Description
''Follow me,'' grandmother Dollie cheerfully commanded as we left a 1948 Key System train antedating BART at San Francisco Civic Center. Promising to share her secret, Dollie led the two of us into #3182 of 50 United Nations Plaza, a perfectly round, conference room from which the Five Star Admiral of the Fleet Chester W. Nimitz ran and won World War II in the Pacific. From January 1948 until his death in 1965, Admiral Nimitz called Nimitz Suite #3182 at 50 United Nations Plaza "home." My daily office today is another couple of hundred feet down the hall; and before I leave to the theater, I have the delight of using his private shower. Nimitz's presence remains evident. There is a drawer in the closet marked for his Five-Star Flag. The suite has a perfectly round meeting room with an operable fireplace and shaped entry doors, his personal office adjoining his meeting room, his dressing room, bathroom, vault for classified documents, and offices for staff. Standing me beside one wall of the room, my grandmother hurried to the diagonally opposite wall. Dollie turned to the wall, talking in her kindly quiet voice: Imagine hearing the secrets told here for thousands of years. My face lit up; I heard every word. As if Dollie were beside me, she said, "There can be no secrets here. This room is about to disclose to you our family secrets from me." That was my first experience with "Whispering Gallery Effect." If sound waves, especially the higher frequencies of a woman or any sibilant whisper, glance shallowly off a curved surface, the waves all will bounce across arcs of the surface up to two hundred feet.

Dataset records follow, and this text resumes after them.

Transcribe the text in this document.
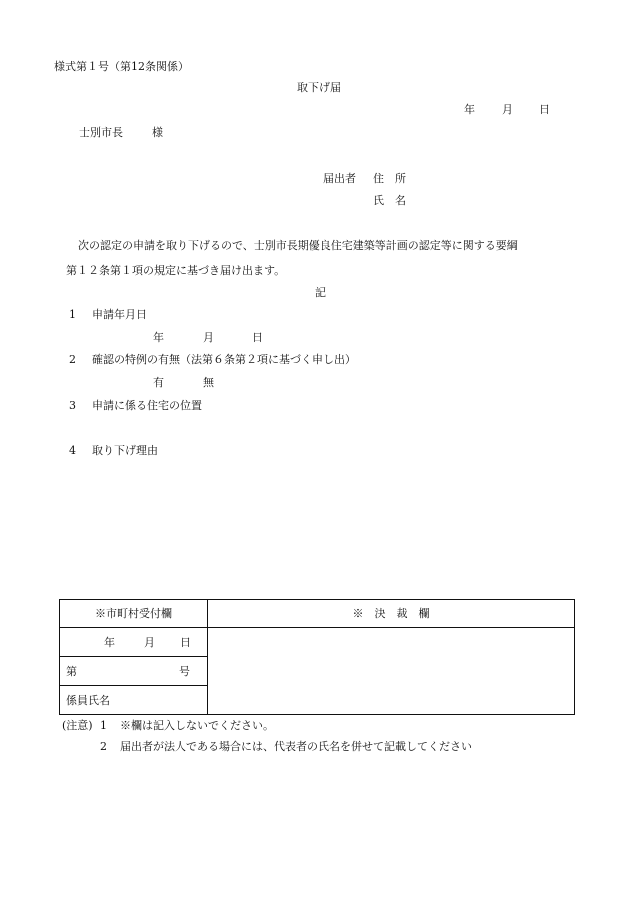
様式第１号（第12条関係）
取下げ届
年 月 日
士別市長	様
届出者 住　所
氏　名
次の認定の申請を取り下げるので、士別市長期優良住宅建築等計画の認定等に関する要綱
第１２条第１項の規定に基づき届け出ます。
記
1 申請年月日
年	月	日
2 確認の特例の有無（法第６条第２項に基づく申し出）
有	無
3 申請に係る住宅の位置
4 取り下げ理由
※市町村受付欄	※　決　裁　欄

年 月 日	

第 号	

係員氏名	
(注意) 1 ※欄は記入しないでください。
2 届出者が法人である場合には、代表者の氏名を併せて記載してください
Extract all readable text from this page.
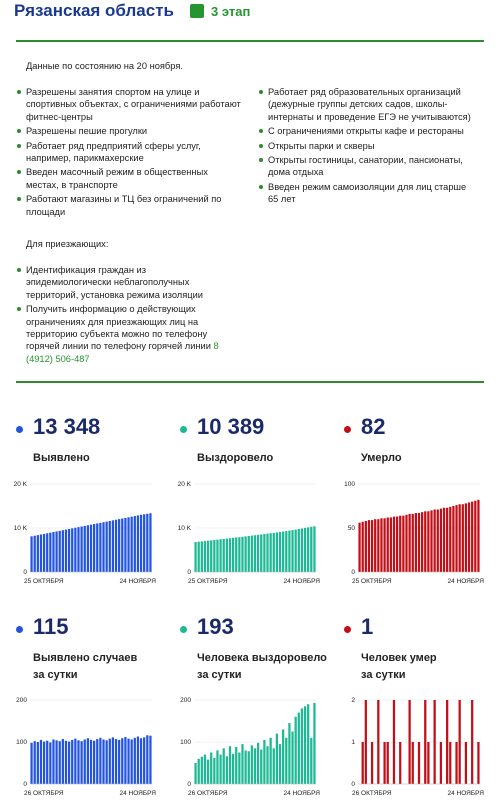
Рязанская область	3 этап
Данные по состоянию на 20 ноября.
Разрешены занятия спортом на улице и спортивных объектах, с ограничениями работают фитнес-центры
Разрешены пешие прогулки
Работает ряд предприятий сферы услуг, например, парикмахерские
Введен масочный режим в общественных местах, в транспорте
Работают магазины и ТЦ без ограничений по площади
Для приезжающих:
Идентификация граждан из эпидемиологически неблагополучных территорий, установка режима изоляции
Получить информацию о действующих ограничениях для приезжающих лиц на территорию субъекта можно по телефону горячей линии по телефону горячей линии 8 (4912) 506-487
Работает ряд образовательных организаций (дежурные группы детских садов, школы-интернаты и проведение ЕГЭ не учитываются)
С ограничениями открыты кафе и рестораны
Открыты парки и скверы
Открыты гостиницы, санатории, пансионаты, дома отдыха
Введен режим самоизоляции для лиц старше 65 лет
13 348
Выявлено
10 389
Выздоровело
82
Умерло
0
10 K
20 K
25 ОКТЯБРЯ	24 НОЯБРЯ
0
10 K
20 K
25 ОКТЯБРЯ	24 НОЯБРЯ
0
50
100
25 ОКТЯБРЯ	24 НОЯБРЯ
115
Выявлено случаев за сутки
193
Человека выздоровело за сутки
1
Человек умер за сутки
0
100
200
26 ОКТЯБРЯ	24 НОЯБРЯ
0
100
200
26 ОКТЯБРЯ	24 НОЯБРЯ
0
1
2
26 ОКТЯБРЯ	24 НОЯБРЯ
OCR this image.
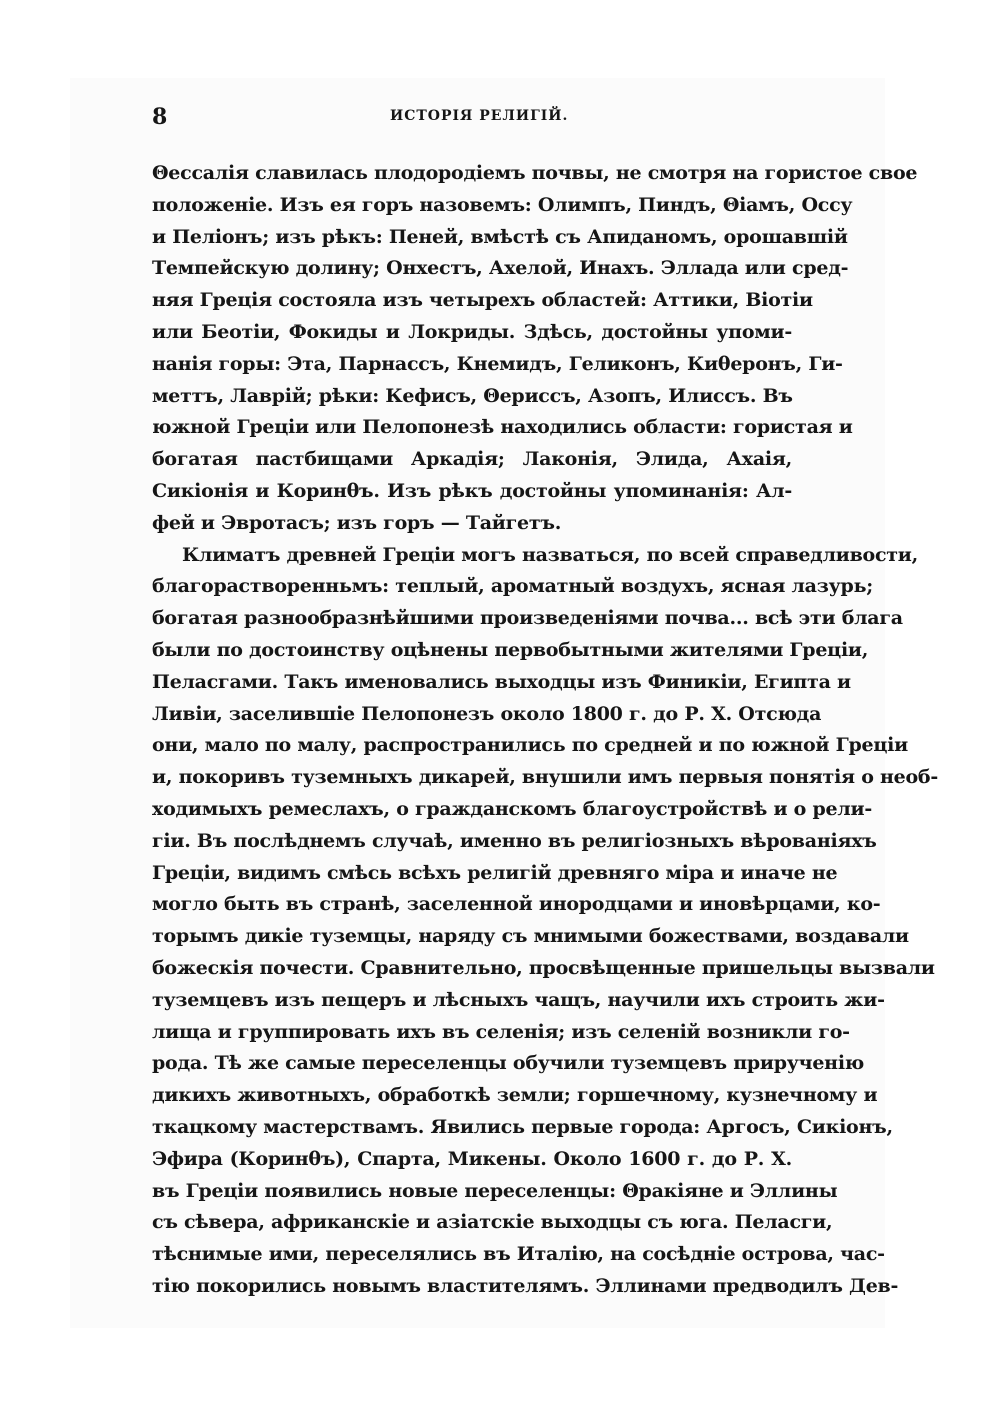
8	ИСТОРІЯ РЕЛИГІЙ.
Θессалія славилась плодородіемъ почвы, не смотря на гористое свое
положеніе. Изъ ея горъ назовемъ: Олимпъ, Пиндъ, Θіамъ, Оссу
и Пеліонъ; изъ рѣкъ: Пеней, вмѣстѣ съ Апиданомъ, орошавшій
Темпейскую долину; Онхестъ, Ахелой, Инахъ. Эллада или сред-
няя Греція состояла изъ четырехъ областей: Аттики, Віотіи
или Беотіи, Фокиды и Локриды. Здѣсь, достойны упоми-
нанія горы: Эта, Парнассъ, Кнемидъ, Геликонъ, Киθеронъ, Ги-
меттъ, Лаврій; рѣки: Кефисъ, Θериссъ, Азопъ, Илиссъ. Въ
южной Греціи или Пелопонезѣ находились области: гористая и
богатая пастбищами Аркадія; Лаконія, Элида, Ахаія,
Сикіонія и Коринθъ. Изъ рѣкъ достойны упоминанія: Ал-
фей и Эвротасъ; изъ горъ — Тайгетъ.
Климатъ древней Греціи могъ назваться, по всей справедливости,
благорастворенньмъ: теплый, ароматный воздухъ, ясная лазурь;
богатая разнообразнѣйшими произведеніями почва... всѣ эти блага
были по достоинству оцѣнены первобытными жителями Греціи,
Пеласгами. Такъ именовались выходцы изъ Финикіи, Египта и
Ливіи, заселившіе Пелопонезъ около 1800 г. до Р. Х. Отсюда
они, мало по малу, распространились по средней и по южной Греціи
и, покоривъ туземныхъ дикарей, внушили имъ первыя понятія о необ-
ходимыхъ ремеслахъ, о гражданскомъ благоустройствѣ и о рели-
гіи. Въ послѣднемъ случаѣ, именно въ религіозныхъ вѣрованіяхъ
Греціи, видимъ смѣсь всѣхъ религій древняго міра и иначе не
могло быть въ странѣ, заселенной инородцами и иновѣрцами, ко-
торымъ дикіе туземцы, наряду съ мнимыми божествами, воздавали
божескія почести. Сравнительно, просвѣщенные пришельцы вызвали
туземцевъ изъ пещеръ и лѣсныхъ чащъ, научили ихъ строить жи-
лища и группировать ихъ въ селенія; изъ селеній возникли го-
рода. Тѣ же самые переселенцы обучили туземцевъ прирученію
дикихъ животныхъ, обработкѣ земли; горшечному, кузнечному и
ткацкому мастерствамъ. Явились первые города: Аргосъ, Сикіонъ,
Эфира (Коринθъ), Спарта, Микены. Около 1600 г. до Р. Х.
въ Греціи появились новые переселенцы: Θракіяне и Эллины
съ сѣвера, африканскіе и азіатскіе выходцы съ юга. Пеласги,
тѣснимые ими, переселялись въ Италію, на сосѣдніе острова, час-
тію покорились новымъ властителямъ. Эллинами предводилъ Дев-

"Whispering Gallery Effect" occurs not only at Admiral Nimitz's World War II San Francisco office, in which I am writing today, but at St. Peter's Basilica in Rome, St. Paul's Cathedral in London, a curved wall outside the Temple of Heaven in Peking, and inside the rotundas of state capitols across the United States of America.
Now imagine "Whispering Gallery Effect" is letting you eavesdrop on the most shameful, atrocious, delicious of Family Secrets while this volume is whispering its 12,000 years of family secrets. Enjoy!
Catherine's Secret? how she kept her head from being chopped off: Henry VIIIs Sixth wife, Queen of England Catherine Parr's locked secret Library of banned books assembled during fourteen months as both an orphan and a widow as the houseguest of Dowager Lady Strickland, Katherine Neville (1533 - 1534CE) at Sizergh Castle. Catherine was Inquisition's key target. Catherine changed the locks on her library and on cases of banned books she quickly moved back to Stricklands' manor, thus saving her own life.
Stave 12 The Banned Books of Queen of England: Catherine Parr: Catherine's Secret Library in Strickland Manor Historical Novel & Stave 12 Anne's Secret The sacrifice of Anne Ayscough is the saga of Anne Ayscough born 1521CE faithful to Catherine Parr and consequently burned at the stake as a heretic on July 16, 1546CE.
Catherine's Secret is but one of many disclosed in Family Secrets.
I must acknowledge that my research evidences my family may be firmly founded on the five strong pillars of murder, betrayal, greed, lust and incest and has far more than its fair share of family secrets. The Frontispiece depicts the secret library in the Strickland manor where Catherine Parr, Queen of England locked prohibited books in order to keep her head from being chopped off. Stave 1 Vikings' Secret leads to Stave 2 Elizabeth d'Eyncourt's Secrets of Sizergh Castle built by Vikings that became the seat of the writer's extended family over a thousand years. The family arrived in England as part of the Norman Conquest, and received granted land in Cumbria. Sizergh Castle came into their hands through marriage. Thomas de Strickland (Sir) DOB abt 1367 DOD July 30, 1455 spent his life attending to his Parliamentary duties and in his country's wars. Thomas de Strickland first came to prominence during the Battle of Agincourt.